Smadar Haran, whose family was murdered by Samir Kuntar, slammed what she characterized as the media bargaining around the prisoner swap being worked out between Israel and Hizbullah. There is no easy or pleasant way to say this, but her claim is baseless.

 

It is ok to talk about cost-benefit considerations and calculations that the public and certainly the media are party too. This is not media bargaining, but rather, exactly what the government should be doing at this time: Weighing the considerations and taking a decision. The State has the right to engage in human economics; moreover, this is its duty. In war too, the government decides who will be dying so others can live.

 

The struggles around the return of captives started as early as the Yom Kippur War. In a Knesset speech, Golda Meir addressed the issue, said that “they are the sons of all of us,” and promised to the parents what every prime minister since then has been promising – we won’t rest until we bring them back home.

 

Yet a week later she signed a ceasefire deal, and two weeks later she faced the families protesting against her and reminding her of the pledge that there would be no ceasefire before a prisoner swap.

 

In any case, what is clear is that we have two abducted soldiers in Lebanon, and Israel does not know their condition with certainty. We also know that these soldiers have relatives here that endure daily and exhausting suffering, and now there’s a possibility to ease it. And if this shall come at the price of releasing Samir Kuntar, who has been in an Israeli jail for 29 years now, so be it.

 

Arad case will likely never be resolved

No terrorist in an Israeli prison justifies the ongoing suffering of the families.
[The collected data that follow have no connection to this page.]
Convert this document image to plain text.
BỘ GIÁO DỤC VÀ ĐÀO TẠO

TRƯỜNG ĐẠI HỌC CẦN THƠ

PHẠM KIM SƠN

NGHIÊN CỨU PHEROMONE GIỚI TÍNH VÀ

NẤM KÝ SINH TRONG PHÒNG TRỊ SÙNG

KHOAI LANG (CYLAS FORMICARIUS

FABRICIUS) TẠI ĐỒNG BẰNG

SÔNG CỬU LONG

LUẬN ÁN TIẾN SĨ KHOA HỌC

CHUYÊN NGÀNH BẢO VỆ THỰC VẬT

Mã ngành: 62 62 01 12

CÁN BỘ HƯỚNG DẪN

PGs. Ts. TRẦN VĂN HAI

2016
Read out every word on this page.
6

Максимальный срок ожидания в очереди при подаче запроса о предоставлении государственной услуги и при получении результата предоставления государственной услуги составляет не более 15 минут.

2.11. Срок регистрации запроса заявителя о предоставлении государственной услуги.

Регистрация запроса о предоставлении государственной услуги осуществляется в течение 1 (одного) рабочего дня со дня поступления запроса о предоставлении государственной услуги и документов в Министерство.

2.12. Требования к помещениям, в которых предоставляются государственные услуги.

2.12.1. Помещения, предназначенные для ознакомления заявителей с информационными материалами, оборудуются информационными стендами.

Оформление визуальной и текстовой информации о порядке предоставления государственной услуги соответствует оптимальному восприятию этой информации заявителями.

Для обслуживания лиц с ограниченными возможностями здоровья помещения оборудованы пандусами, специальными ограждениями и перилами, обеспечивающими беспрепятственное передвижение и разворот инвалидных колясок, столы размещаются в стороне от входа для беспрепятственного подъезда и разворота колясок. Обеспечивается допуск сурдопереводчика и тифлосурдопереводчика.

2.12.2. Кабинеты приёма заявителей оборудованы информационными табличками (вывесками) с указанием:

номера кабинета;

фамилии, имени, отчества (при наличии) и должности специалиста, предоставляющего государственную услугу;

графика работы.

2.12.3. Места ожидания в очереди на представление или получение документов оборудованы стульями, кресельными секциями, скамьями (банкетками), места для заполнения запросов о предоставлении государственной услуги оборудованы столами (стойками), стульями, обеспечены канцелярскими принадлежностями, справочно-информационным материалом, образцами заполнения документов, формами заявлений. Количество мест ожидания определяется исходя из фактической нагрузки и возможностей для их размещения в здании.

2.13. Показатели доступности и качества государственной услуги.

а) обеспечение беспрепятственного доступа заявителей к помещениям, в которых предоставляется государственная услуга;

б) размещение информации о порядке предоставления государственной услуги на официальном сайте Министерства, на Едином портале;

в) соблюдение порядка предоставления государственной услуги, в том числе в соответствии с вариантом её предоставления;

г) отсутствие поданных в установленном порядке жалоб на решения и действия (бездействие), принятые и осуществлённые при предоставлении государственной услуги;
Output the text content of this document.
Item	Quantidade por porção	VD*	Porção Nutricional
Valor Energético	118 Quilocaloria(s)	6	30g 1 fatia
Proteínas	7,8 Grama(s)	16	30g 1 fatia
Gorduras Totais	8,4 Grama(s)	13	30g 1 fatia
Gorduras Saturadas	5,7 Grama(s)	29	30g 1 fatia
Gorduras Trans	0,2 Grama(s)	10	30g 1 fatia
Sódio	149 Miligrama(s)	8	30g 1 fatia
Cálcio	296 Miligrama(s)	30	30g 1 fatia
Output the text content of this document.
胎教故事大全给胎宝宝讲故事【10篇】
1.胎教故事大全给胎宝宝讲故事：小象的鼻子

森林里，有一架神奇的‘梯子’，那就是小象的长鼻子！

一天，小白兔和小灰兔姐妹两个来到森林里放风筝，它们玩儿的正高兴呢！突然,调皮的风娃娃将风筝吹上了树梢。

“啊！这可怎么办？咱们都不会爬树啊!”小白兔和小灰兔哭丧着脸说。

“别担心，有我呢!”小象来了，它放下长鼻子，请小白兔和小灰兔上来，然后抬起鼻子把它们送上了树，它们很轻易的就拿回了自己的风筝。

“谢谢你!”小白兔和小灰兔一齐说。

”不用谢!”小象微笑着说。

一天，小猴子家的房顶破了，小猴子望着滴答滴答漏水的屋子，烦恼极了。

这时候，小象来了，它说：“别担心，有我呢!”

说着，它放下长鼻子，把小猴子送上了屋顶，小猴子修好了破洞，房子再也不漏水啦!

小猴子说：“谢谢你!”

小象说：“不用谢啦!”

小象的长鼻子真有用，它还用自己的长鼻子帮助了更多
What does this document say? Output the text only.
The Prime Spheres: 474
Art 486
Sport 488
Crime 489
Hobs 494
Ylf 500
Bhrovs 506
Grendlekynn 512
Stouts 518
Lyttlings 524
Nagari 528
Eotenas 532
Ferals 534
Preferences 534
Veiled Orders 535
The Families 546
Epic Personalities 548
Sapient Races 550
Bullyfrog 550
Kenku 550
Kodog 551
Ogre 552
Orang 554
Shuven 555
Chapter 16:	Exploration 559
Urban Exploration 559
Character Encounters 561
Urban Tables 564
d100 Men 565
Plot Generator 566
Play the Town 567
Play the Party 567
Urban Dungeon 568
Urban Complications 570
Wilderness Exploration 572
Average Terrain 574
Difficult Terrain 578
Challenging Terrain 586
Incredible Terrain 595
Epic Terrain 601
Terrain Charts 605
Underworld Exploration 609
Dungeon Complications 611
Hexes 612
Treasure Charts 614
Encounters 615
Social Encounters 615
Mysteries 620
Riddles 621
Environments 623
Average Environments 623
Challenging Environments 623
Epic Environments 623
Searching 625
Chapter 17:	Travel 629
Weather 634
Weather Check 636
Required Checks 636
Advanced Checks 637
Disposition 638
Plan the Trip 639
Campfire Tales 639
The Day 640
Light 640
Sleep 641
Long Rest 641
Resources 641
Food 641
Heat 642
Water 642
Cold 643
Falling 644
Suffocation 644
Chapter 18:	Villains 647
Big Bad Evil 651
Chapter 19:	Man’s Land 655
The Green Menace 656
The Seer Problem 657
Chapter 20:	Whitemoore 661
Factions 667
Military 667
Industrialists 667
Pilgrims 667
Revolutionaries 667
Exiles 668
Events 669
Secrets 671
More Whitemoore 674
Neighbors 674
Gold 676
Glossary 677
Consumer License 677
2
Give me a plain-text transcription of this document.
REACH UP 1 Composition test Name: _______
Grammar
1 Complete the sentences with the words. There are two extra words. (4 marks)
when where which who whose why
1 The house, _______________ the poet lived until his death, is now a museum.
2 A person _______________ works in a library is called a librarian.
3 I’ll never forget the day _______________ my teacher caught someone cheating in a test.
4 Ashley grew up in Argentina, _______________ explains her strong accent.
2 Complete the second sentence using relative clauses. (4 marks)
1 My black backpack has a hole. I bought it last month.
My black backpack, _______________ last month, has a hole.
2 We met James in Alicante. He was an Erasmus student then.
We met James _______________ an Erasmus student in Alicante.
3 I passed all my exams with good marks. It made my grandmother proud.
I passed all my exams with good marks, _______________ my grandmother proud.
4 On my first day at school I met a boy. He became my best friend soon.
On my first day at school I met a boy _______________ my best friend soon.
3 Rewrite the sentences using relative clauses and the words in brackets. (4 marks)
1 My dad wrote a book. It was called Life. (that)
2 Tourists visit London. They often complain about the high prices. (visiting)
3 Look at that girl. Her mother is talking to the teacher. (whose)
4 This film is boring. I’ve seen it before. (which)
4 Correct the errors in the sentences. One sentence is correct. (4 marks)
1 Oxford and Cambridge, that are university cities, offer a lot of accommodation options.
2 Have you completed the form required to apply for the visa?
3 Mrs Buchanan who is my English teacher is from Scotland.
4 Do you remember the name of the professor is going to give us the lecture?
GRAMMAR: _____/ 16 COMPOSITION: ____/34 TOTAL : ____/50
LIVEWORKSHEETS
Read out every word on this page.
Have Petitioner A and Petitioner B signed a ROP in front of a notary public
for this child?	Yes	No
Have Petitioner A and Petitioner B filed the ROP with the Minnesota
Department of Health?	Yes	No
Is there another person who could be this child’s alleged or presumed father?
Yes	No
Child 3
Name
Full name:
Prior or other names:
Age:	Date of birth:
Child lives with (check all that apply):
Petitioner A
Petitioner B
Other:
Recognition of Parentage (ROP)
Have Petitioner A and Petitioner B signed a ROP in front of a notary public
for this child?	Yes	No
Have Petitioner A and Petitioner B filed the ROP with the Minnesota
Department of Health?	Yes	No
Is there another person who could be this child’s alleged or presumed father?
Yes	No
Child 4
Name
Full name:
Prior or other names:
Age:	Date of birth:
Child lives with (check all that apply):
The expectation to receive the maximal price for Kuntar – both a sign of life from the captives and information about Ron Arad – will never be realized in any case.

 

Would such deal mean that Israel is in fact closing the Ron Arad case? Likely, even if this won’t be uttered explicitly. It is true that the Arad family is entitled to what the Goldwasser and Regev families are entitled to – getting back their loved ones, or at least finding out what happened to them. Yet as opposed to the Goldwasser and Regev case, regrettably the Ron Arad affair will apparently never be resolved.

 

In other words, there is no media bargaining, and certainly no media festival. What we do have here is a difficult dilemma and accumulated experience, and the combination of this is that Israel must approve the current prisoner swap, rather than miss out on it because of tricks and shticks, and without trying to gain something extra along the way.